GNOME Bugzilla – Bug 681368
typefinding: CSV file is detected as MP3
Last modified: 2013-08-29 08:44:05 UTC
Created attachment 220542 [details] Testcase 1 - CSV Hi, I use default install of GStreamer 0.10.36 from Ubuntu 12.04 (32bit) Please take a look on attached CSV files. They are interpreted as MP3. Test commands I've used: gst-launch -v filesrc location=fakemp3-1.csv ! decodebin2 ! fakesink gst-launch -v filesrc location=fakemp3-2.csv ! decodebin2 ! fakesink
Created attachment 220543 [details] Testcase 2 - CSV
Created attachment 220544 [details] Testcase 1 - gst-launch output
Created attachment 220545 [details] Testcase 2 - gst-launch output
What exacly do you mean by "interpreted as MP3"?
> What exacly do you mean by "interpreted as MP3"? $ gst-typefind-0.10 ~/samples/misc/681368-typefinding-is-not-mp3-* /home/tpm/samples/misc/681368-typefinding-is-not-mp3-1.csv - audio/mpeg, mpegversion=(int)1, layer=(int)1 /home/tpm/samples/misc/681368-typefinding-is-not-mp3-2.csv - audio/mpeg, mpegversion=(int)1, layer=(int)1
Exactly. Ah, my fault, it's not layer 3 but still typefind interprets that as an audio/mpeg.
1.0.6 is still affected.
Right, the problem is that this is UTF-16 LE with a BOM marker (FF FE) at the beginning, which the mp3 typefinder misinterprets as possible mp3 sync. I'll see what we can do..

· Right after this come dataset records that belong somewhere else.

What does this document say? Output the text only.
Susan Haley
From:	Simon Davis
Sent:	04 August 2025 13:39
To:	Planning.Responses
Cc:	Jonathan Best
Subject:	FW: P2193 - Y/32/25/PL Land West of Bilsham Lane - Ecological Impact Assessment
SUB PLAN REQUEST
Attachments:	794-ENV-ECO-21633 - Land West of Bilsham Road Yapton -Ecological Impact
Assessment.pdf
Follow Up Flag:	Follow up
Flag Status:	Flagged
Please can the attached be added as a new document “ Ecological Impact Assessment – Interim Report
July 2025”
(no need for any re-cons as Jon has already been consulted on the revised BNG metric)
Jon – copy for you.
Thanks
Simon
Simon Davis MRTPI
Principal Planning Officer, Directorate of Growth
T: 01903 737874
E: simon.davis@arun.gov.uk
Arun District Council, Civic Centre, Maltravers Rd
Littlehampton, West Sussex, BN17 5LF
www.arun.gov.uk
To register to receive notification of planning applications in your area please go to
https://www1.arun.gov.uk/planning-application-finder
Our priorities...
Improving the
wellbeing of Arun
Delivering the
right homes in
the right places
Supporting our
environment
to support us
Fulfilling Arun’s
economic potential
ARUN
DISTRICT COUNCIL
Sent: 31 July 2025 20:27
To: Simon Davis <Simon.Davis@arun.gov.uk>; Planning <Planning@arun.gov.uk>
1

commit ef5c6d351f04ff5d711912971d77c4be75963800 Author: Tim-Philipp Müller <tim.muller@collabora.co.uk> Date: Thu Jul 25 11:56:07 2013 +0100 typefinding: don't detect mp3 based on just a few bits Remove dodgy code that detects mp3 with as little as a valid frame sync at the beginning. This was only used in some unit tests in -good where there were only a few bytes after the id3 tag. We now require at least two frame headers. Fixes mis-dection of text files with UTF-16 LE BOM as mp3. https://bugzilla.gnome.org/show_bug.cgi?id=681368 $ gst-typefind-1.0 ~/samples/misc/681368-typefinding-is-not-mp3-* /home/tpm/samples/misc/681368-typefinding-is-not-mp3-1.csv - text/utf-16, endianness=(int)1234 /home/tpm/samples/misc/681368-typefinding-is-not-mp3-2.csv - text/utf-16, endianness=(int)1234
I can observe the same problem again in 1.0.8. Please see bug 707016 for more information.
The files attached here are still detected as plaintext with 1.1.4. Are you saying that the attached ones are again detected as MP3 for you or other files? Also, can you retest with 1.0.10?
Nevermind, that fix was never backported to the 1.0 branch. So was only fixed in 1.1.3 and later. The fix will now be included in 1.0.11.